To determine what your consumers view your brand as, we must first determine what type of brand we are. Is your line of products the new maverick that seeks to boldly disrupt accepted norms, or the old, time-tested stalwart that consistently delivers on its promises? Is your brand the expensive type that shows sophisticated taste and a showy presentation, or is your brand the practical choice of modest consumers? A few guidelines to determine your brand’s message:
- What are the features and benefits of your services and products?
- What do your current customers already associate with your company?
- What qualities would you want customers to associate your company?
- What is your company’s mission?
Emphasizing the specific qualities in your products and services that you wish to show to consumers is the first step towards creating your brand’s message. Make sure you’re consistent and uniform with your message—is it refined or is it a visceral, in-your-face product? Marketing skateboards and yachts require two different approaches. The same goes for virtual products, like Dropbox’s simplicity and inoffensive layout, to CNN’s red, black and white theme that evokes urgency and importance.

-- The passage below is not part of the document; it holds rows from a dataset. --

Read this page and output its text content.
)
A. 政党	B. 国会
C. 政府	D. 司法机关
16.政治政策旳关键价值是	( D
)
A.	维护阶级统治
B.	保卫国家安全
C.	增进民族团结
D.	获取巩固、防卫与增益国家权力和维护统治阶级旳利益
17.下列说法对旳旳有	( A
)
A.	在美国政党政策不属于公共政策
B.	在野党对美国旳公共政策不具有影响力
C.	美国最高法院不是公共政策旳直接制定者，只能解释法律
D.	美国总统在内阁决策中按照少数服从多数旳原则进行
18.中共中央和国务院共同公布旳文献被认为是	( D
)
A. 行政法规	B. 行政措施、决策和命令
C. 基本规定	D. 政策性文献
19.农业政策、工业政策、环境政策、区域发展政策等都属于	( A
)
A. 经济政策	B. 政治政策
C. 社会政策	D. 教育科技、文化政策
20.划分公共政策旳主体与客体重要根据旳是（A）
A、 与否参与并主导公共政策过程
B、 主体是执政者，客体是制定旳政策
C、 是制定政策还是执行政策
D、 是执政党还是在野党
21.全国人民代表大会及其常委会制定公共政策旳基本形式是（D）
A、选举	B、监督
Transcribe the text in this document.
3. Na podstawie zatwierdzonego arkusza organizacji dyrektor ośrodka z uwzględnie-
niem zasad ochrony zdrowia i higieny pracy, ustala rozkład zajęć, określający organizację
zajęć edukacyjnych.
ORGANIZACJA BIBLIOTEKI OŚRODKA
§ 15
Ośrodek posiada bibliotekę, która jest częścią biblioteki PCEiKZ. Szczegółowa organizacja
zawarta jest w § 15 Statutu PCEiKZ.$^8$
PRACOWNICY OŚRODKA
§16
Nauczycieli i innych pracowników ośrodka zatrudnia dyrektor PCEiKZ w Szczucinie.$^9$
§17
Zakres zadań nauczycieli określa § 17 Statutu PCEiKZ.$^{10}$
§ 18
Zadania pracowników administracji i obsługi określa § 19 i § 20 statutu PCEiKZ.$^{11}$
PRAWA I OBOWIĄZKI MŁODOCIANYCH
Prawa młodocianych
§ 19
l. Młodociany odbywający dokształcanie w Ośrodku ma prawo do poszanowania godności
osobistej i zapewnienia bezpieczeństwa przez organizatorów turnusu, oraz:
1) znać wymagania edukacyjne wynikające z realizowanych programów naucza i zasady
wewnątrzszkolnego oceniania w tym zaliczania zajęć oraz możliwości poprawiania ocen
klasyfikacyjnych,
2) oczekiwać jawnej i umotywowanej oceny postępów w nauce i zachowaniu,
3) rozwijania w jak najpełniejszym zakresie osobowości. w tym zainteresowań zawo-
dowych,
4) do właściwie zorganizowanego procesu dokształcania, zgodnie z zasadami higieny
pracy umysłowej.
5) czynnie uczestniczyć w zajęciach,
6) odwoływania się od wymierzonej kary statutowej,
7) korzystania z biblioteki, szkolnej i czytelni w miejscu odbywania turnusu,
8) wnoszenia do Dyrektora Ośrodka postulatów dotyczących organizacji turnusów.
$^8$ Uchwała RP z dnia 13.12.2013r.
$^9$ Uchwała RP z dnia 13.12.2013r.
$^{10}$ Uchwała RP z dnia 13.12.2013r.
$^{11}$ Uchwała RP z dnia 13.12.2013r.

Once you’ve settled on what type of brand you own, you must think about the who, the what, the where, the when, and the how of your brand’s message. Just as you’ll never see advertisements for yachting companies at football matches, your advertising must match your target markets. Your tone, distribution channels, phrasing, website—all must be consistent to not confuse your audience. For more information on determining your target market, be sure to check out our article here.
How to Spread Your Brand’s Message
In order to spread your brand’s message so that it is echoed through the marketplace, you must do a number of things:
- Create a compelling logo: Design a professional-looking logo that is simple to reproduce and abstractly says things about the consumer.
- Integrate your brand: Make your brand ubiquitous. From the on-hold music to the advertising copy, seek to have your brand’s message permeate every facet of your business, including both private and public communications.
- Make your motto: Create a meaningful, concise, and—above all—memorable statement that encapsulates everything your brand represents.
- Consistency in your standards: From color schemes, logo placement and orientation, fonts, look and feel through, never waver from what you’ve decided to represent. When a company changes drastically, it can upset an entire company’s hard-earned message and dilute it with uncertainty.
- Deliver on your promises: Words can only go so far. Make sure your company delivers on your promises by making an exceptional product.
The Benefits of Your Brand’s Message
The advantage of having your brand convey a message is higher brand equity. Taking Coca-Cola versus a generic product illustrates how just branding—not necessarily quality–can induce consumers to pay more for products. Now, taking two rivals, like Pepsi-Cola and Coca-Cola, we can see that both brands are more evenly matched, almost making the decision downright confusing. Both even have a similar message, so for a consumer, the decision is difficult.
Doing more with less is also appealing for a company with a well-developed message. While advertising never stops, neither does the associations that consumers have echoing in their decision-making even in the absence of advertising. If you’ve made your brand’s message synonymous with solving their problems and creating value, you’ve won the battle.
For any future products you come up, it’ll take less and less to create consumer loyalty. Think of established brands, like Apple. Do they have to spend more to advertise each subsequent iPhone in the series, or is the series itself a perpetuating cycle of quality that consumers can expect?
With these benefits, it should be plain to see why you should establish and cultivate your brand’s message. Without it, you’ll be faced with an uphill struggle to convince the marketplace of anything. Getting back on the therapist’s couch, when she shows you a picture of a successful brand, is it yours?